La pièce principale de ce recueil est « Les paradis artificiels » divisée en « Le poème du hachich » et « Le mangeur d’opium ».

« Le poème du hachich » comporte une étude détaillée sur le hachich, son origine, sa fabrication, des recommandations pour son ingestion, et plusieurs exemples de ses effets sur des personnalités differentes incluant l’auteur lui même.

Baudelaire décrit une drogue déformant la réalité, décuplant les sens et la perception de son environnement, exaltant les sentiments humains positifs ou négatifs, ce qui fait qu’il ne faut pas pour lui prendre du hachich lorsqu’on n’est pas dans des conditions favorables.

Le haschich agissant sur l’imagination peut donc être utile pour le créatif ou l’intellectuel cherchant un surplus d’inspiration.

Mais le fait d’arriver au kief, de se prendre pour un dieu aboutit à une lourde descente le lendemain qui semble demeurer un prix trop lourd à payer pour le poète.

En outre, la consommation de hachich si elle décuple l’inspiration rend impropre à la réalisation et bien souvent les rêves partent en fumée faute d’avoir pu être retranscrit.

Baudelaire termine donc ce qui aurait pu être considéré comme une apologie par une note morale, en disant que le philosophe ou le poète ne doit compter que son travail pour développer sa pensée.

« Le mangeur d’opium » est un long commentaire sur les écrits de Thomas de Quincey, écrivain britannique qui a écrit sur sa dépendance à l’opium.

Baudelaire décrit la vie de cet homme qui semble se confondre avec la sienne, enfance aisée au milieu de femmes, précocité intellectuelle puis pauvreté, angoisses, douleurs physiques et mentales mènent de Quincey à la consommation de laudanum puis à la dépendance pure et simple à l’opium.

Il ironise sur la guérison supposée de Quincey qui lui semble totalement artificielle.

Le récit termine sur l’idée très forte que l’opium permet d’atteindre un niveau de conscience supérieur mettant en relation avec des pensées enfouies au plus profond de nous ou bien des divinités responsable des larmes, des soupirs et de la douleur qui nous forgent l’ame.

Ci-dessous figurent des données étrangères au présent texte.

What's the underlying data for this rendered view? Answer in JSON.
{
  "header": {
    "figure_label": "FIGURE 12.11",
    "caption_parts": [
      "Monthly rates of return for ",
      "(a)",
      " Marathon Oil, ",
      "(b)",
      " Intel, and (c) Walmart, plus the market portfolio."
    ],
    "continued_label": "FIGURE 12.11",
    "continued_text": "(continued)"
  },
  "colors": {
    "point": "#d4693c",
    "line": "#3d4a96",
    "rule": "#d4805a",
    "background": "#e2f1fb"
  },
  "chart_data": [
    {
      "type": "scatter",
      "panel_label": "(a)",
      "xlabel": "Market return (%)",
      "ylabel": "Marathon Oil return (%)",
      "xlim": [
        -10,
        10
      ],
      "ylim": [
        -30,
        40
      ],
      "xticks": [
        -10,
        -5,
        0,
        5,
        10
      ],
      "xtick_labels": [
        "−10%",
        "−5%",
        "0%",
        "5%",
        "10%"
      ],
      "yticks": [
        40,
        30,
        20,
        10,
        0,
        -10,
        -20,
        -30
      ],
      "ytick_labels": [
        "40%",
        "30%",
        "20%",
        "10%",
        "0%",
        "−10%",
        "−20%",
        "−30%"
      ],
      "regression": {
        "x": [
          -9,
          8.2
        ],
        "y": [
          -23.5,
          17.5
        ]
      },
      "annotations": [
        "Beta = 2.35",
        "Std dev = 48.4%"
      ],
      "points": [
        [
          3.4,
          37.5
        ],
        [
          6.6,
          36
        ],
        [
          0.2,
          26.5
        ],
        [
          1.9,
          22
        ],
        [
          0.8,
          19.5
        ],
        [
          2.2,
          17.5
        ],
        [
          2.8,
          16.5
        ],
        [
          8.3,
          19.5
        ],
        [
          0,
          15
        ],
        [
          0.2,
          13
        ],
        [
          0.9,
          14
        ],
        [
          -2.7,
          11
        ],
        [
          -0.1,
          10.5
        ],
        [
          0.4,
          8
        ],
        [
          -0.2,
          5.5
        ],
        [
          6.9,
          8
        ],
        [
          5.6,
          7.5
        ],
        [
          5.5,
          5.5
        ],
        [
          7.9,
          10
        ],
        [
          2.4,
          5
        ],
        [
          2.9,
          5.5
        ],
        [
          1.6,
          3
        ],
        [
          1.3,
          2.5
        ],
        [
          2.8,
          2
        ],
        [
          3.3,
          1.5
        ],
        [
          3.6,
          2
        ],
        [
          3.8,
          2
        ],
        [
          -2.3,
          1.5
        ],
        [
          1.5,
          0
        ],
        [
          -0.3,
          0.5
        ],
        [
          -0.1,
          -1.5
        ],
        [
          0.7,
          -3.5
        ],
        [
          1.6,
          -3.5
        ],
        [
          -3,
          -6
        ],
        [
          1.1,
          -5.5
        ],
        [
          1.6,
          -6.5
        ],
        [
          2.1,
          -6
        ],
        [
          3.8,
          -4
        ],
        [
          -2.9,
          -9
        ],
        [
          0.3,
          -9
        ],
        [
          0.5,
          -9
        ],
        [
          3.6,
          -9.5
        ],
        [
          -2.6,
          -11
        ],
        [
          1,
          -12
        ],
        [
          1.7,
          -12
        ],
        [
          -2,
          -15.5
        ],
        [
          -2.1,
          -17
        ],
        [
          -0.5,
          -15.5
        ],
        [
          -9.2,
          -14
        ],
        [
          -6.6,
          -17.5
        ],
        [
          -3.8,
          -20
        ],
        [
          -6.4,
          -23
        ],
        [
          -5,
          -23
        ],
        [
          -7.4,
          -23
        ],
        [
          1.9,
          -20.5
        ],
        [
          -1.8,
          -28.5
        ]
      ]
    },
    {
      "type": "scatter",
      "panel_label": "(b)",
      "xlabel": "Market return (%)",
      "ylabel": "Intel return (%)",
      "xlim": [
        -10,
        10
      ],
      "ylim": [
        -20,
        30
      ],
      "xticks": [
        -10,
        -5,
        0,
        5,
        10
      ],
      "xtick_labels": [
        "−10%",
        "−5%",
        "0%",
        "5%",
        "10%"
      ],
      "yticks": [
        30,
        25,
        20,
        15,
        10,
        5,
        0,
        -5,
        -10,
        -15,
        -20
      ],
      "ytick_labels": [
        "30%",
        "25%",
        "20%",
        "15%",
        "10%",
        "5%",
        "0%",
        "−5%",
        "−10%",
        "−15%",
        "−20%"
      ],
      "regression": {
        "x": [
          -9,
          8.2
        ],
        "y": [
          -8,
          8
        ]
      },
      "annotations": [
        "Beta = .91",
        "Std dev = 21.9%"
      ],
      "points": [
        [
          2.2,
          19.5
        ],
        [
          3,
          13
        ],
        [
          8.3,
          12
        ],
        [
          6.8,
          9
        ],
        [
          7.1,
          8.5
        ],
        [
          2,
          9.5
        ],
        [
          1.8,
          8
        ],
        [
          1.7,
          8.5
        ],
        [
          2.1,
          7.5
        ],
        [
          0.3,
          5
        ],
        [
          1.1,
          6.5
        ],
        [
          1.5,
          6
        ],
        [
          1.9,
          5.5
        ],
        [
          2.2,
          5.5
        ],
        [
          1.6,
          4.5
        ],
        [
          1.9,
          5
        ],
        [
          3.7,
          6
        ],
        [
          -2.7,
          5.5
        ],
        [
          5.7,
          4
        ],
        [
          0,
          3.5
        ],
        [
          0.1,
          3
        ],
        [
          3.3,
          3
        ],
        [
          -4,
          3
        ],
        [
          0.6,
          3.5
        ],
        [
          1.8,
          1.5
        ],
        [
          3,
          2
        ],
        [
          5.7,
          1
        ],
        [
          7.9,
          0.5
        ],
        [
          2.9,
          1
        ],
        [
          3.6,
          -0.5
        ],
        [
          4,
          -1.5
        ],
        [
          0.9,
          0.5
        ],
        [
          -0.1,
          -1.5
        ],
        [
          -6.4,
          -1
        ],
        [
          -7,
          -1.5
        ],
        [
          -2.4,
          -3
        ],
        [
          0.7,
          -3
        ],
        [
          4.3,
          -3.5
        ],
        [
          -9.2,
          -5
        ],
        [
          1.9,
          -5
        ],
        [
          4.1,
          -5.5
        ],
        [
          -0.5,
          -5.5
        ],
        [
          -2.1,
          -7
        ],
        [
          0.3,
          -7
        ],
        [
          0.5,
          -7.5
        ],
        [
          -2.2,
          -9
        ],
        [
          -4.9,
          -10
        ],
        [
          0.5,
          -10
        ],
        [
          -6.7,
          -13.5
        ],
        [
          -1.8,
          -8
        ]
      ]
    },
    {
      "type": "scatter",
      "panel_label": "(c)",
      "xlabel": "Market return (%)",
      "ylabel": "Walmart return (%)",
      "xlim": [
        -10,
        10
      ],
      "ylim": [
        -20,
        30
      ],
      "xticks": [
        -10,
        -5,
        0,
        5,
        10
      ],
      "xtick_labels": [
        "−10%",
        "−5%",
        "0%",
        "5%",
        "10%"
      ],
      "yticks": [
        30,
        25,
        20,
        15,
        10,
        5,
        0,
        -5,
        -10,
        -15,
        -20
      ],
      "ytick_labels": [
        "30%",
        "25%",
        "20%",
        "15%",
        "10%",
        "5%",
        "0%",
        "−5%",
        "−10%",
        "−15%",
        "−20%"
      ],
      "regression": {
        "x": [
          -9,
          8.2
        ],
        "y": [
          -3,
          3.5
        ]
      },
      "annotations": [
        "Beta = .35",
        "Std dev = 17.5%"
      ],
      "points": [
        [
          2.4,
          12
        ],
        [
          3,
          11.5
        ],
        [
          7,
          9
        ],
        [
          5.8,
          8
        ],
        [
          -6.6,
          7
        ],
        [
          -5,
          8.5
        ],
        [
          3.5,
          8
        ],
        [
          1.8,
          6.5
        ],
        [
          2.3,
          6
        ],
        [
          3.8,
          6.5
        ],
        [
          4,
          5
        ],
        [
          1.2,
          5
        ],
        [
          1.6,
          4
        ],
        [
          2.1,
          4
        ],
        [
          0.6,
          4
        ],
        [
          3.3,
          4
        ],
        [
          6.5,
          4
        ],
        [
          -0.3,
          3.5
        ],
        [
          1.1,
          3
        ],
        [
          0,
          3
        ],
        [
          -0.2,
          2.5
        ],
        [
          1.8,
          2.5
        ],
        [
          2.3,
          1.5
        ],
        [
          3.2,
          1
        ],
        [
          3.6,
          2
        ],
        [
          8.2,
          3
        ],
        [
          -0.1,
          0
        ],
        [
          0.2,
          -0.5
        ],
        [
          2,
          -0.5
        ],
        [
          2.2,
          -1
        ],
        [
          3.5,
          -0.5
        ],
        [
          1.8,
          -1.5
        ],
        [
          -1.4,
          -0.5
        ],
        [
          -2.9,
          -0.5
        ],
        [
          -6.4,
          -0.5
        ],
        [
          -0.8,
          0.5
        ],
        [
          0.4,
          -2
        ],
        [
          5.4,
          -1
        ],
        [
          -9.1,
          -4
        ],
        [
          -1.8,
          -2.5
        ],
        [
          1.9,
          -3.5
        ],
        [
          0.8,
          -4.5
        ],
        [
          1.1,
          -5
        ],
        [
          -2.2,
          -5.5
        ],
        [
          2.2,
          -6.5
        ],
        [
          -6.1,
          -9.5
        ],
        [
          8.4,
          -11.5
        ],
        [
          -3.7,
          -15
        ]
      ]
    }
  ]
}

En conclusion « Les paradis artificiels » est malgré son thème sulfureux une saine lecture ou les auteurs que ce soit Gautier ou Baudelaire donnent libre cours à leur imagination débridée tout en n’oubliant pas une condamnation morale bien mince pour ce dernier.

Mais Baudelaire va plus loin que Gautier dans son analyse, dépassant les pléthoriques descriptions des effets des drogues, son étude de fond menée autour de la personnalité de Quincey met en lumière tout ce qui peut conduire un esprit brillant et sensible à sombrer dans l’opium.

Pour ma part, bien que non consommateur de drogue, je pense qu’il sera toujours dans la nature profonde de l’homme de  trouver des stimulants pour élever son ame et oublier une réalité bien souvent terne et sans relief truffée d’éternelles contrariétés et de problèmes à résoudre.